Brett Webb-Mitchell: Gay Parenting as Performance Art

In a recent article on Salon.com, writer Jessica Valenti asks the question: "Do Gay Couples Have Happier Kids?" The answer is an unequivocal "yes."

She writes: "If you want what's best for your kids, one surefire way to provide them with a healthy, happy home is to make sure they have lesbian parents. In the longest running study of lesbian families to date, zero percent of children reported physical or sexual abuse - not a one. In the general population (read straight), 26 percent of children report physical abuse and 8.3 percent report sexual abuse." Furthermore, in a "five-year review of eighty-one parenting studies published in the 2010 Journal of Marriage and Family, it was reported that children raised by same-sex parents are 'statistically indistinguishable' from those raised by straight parents in terms of self-esteem, academics, and social adjustment." With these statistics, and other anecdotal information, Valenti declares the "nuclear family is on the way out."

I'd like to correct Ms. Valenti a little bit: the nuclear family was an ideal that was never all that popular or healthy. Prior to Valenti's article, writer and researcher Stephanie Coontz made it known that the "nuclear family" is but modern society's latest reconfiguration of being a "family." For example, prior to the Industrial Revolution in the United States and we were largely an agrarian society, a family was equated to a household or extended family; with children, parents, grandparents, great-grandparents, aunts, uncles, and cousins living relatively close to one another, if not on the same piece of land or in the same house. What is fascinating is that the word "family" is a rather new term. "Family" was never used in the Bible because the ancient Greek, Hebrew, and Aramaic writers used the word "household" to talk about one's family, e.g., extended family.
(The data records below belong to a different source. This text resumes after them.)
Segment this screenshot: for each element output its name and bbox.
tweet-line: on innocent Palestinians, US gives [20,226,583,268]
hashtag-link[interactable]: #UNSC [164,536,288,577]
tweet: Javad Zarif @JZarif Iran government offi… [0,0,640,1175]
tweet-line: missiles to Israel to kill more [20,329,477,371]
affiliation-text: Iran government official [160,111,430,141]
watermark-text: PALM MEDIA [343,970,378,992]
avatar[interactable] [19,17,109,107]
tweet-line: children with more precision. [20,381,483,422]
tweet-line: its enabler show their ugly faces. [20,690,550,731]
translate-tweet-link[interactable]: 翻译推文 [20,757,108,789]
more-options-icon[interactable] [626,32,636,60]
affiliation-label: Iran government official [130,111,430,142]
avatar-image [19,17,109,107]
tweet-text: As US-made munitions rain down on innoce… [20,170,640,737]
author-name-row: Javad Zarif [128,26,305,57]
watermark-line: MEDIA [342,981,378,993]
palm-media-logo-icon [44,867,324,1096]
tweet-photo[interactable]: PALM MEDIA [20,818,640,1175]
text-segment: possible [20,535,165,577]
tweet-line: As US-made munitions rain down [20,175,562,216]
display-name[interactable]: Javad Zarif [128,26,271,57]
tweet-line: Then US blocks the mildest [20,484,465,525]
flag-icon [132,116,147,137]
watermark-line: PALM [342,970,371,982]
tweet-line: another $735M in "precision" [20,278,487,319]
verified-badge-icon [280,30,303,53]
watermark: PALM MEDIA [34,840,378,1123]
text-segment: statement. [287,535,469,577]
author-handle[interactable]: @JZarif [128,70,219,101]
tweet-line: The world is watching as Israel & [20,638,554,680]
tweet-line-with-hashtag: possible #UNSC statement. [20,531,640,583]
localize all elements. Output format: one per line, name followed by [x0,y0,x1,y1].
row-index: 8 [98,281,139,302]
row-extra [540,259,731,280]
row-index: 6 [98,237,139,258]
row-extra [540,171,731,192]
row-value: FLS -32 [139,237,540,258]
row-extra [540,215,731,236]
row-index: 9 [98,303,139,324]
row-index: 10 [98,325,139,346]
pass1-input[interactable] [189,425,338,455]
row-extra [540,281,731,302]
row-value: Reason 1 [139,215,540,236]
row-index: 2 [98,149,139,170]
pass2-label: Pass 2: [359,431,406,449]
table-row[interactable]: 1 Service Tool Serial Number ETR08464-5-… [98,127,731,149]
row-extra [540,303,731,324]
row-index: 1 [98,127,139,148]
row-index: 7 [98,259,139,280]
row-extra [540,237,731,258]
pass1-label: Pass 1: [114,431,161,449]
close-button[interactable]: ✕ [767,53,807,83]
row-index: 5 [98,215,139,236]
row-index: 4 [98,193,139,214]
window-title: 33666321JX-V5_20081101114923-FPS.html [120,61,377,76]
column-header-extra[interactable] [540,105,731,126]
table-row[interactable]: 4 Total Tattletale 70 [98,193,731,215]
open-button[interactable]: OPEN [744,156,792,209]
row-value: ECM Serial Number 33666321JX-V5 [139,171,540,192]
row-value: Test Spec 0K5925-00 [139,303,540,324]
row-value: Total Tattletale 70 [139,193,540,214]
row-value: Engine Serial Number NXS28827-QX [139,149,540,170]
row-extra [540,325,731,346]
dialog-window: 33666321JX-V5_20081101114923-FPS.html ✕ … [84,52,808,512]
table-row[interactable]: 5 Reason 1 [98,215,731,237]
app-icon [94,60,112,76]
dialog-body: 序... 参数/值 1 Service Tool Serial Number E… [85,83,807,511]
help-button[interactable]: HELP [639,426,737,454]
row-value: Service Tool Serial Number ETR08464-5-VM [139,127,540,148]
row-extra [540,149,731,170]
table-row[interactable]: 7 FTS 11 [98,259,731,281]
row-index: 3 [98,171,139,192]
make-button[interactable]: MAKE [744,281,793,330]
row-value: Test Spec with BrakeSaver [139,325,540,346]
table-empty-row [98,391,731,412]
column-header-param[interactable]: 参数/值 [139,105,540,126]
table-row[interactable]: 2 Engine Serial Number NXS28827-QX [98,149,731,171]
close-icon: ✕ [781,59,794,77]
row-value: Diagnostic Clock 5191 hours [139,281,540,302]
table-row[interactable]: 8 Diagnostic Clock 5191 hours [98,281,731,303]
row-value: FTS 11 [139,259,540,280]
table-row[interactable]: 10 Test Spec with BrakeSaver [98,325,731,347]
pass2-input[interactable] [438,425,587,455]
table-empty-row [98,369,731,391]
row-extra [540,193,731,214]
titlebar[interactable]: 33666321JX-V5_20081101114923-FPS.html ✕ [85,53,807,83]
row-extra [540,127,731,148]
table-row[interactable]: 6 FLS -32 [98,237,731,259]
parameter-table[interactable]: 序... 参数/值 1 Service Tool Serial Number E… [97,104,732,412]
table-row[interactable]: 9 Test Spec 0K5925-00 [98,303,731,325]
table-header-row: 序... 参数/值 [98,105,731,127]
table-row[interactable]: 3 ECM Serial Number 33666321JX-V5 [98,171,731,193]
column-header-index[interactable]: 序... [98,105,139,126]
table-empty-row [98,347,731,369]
Valenti's point is important for our same-sex parent families: what matters most is the good of our children. Valenti writes, "Having a mother and father is not the best opportunity we can give a child - having loving parents is." Being an actual, conscientious, loving, adaptable, inventive, creative parent to one's child or children is vital to good parenting. It matters not if one is straight, gay, a lesbian, transgender, bisexual, or queer. What matters is that we are present, no matter what hour of day or night, to be a parent in a child's churning, changing, swirling small world.

What works best is re-conceptualizing parenthood - straight or gay - as a performance art. Unlike a "performing art," a performance art is far more creative and imaginative, and is usually unscripted and random rather than orderly, scripted, and planned. The performer is either present or absent in person, but has a presence nonetheless. The performance takes place in any venue, at any place, for any length of time. All that matters is that we have these four elements at play: a span of time; an environment; the performer's body, mind, and spirit; and a relationship between the spectators and the performer. This is parenthood as performance art, as improvisation. We, who are LGBTQ parents, are not playing to the old script of a nuclear family, but choosing our role and function of being a family out of our desire to meet our children's deepest needs. And the deepest need for our children is love. After all, to quote Shakespeare from "As You Like It," the world is a stage, and all of us are merely players, children and parents alike. And the song we sing to one another is love.